4 key steps to mitigating risk in promotional campaigns
Research shows that around one in every eight promotions fail. While this is a significant number, it doesn’t take much to make them successful, so if you are thinking of running a promotion as part of your overall brand activation strategy, these are my top tips for mitigating risk.
Research the concept
Research can be expensive, however, if you are about to invest a substantial amount of money on a campaign and/or you have a couple of concepts you like but are not sure as to which will work best, research can show you the way.
There are companies that specialise in testing promotional concepts or you can do online polls and/or conduct research groups to gain valuable feedback. Doing this takes the emotion and gut feel out of it and brings in the all-important science.
Get the science right
Speaking of science and research, there has been extensive work done on promotional mechanics, entry method structures, prize structures and offerings and the like. Utilising these insights enables us to formulate promotions that have a greater chance of being successful every time.

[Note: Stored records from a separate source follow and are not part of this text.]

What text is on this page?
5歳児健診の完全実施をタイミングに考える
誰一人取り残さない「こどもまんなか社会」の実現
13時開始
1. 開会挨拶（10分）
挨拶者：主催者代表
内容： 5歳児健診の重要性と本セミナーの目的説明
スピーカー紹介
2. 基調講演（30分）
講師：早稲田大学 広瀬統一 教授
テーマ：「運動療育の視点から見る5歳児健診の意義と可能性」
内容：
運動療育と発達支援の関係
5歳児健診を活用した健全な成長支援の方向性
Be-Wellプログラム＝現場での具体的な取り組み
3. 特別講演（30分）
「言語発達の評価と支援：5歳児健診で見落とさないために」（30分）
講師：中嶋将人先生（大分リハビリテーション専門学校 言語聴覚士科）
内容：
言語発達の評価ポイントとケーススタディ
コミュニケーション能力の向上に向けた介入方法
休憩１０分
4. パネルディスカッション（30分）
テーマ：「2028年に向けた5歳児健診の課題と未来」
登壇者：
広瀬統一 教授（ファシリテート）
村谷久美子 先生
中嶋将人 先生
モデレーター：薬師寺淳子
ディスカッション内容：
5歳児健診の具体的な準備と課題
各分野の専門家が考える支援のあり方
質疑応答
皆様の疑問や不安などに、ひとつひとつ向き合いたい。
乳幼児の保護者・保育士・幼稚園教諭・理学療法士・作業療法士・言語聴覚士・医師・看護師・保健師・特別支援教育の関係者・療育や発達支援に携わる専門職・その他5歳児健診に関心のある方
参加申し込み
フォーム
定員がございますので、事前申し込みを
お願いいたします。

We know that three prizes are better than one, however, there is no real difference between three and five prizes. Instant win for our instant society will achieve a much better take up promotionally, but one of the worst things you can do is run a 25 words or less promotion as your participation rate can drop off by 75%. Keep in mind that several small prizes spread through the promotional period are more aspirational than one large prize at the end of the promotion.
Insure against over redemption
Be sure to insure the chance to win. Have you ever wanted to know how companies give away a chance to win $1,000,000? It’s all in the probability stats. The higher the probability, the higher the insurance, but it is still an extremely cost-effective way to make the promotion ‘big’.
Insurance works particularly well with a gift with purchase. It caps your outlay, which means you will never find yourself over budget if the gift over redeems.
Test a market
Not ready to go all out? Simply look at the option of starting small and testing in a state or region. Get it right and then roll it out. Some of the best concepts have started in one state or store. This works particularly well if the promotion is scalable, start small and then build it up to roll out nationally once you are happy with it.
As well as these pointers, always keep in mind that promotions need terms and conditions and ‘chance to win’ promotions also need legal permits, which must be displayed on promotional materials. They protect both the promoter and the agency. The terms and conditions are a contract and once finalised cannot be changed or altered without alerting the relevant permit authorities. Terms and conditions should include a clause that refers to any changes to the prize not being permitted unless the promoter gives consent and it is in writing and agreed by both parties. Remember, not transferable or exchangeable for cash means exactly that.
Lastly, don’t be afraid of trying something different in your promotional campaigns as it might just give you the edge over your competitor and help you achieve your brand objectives.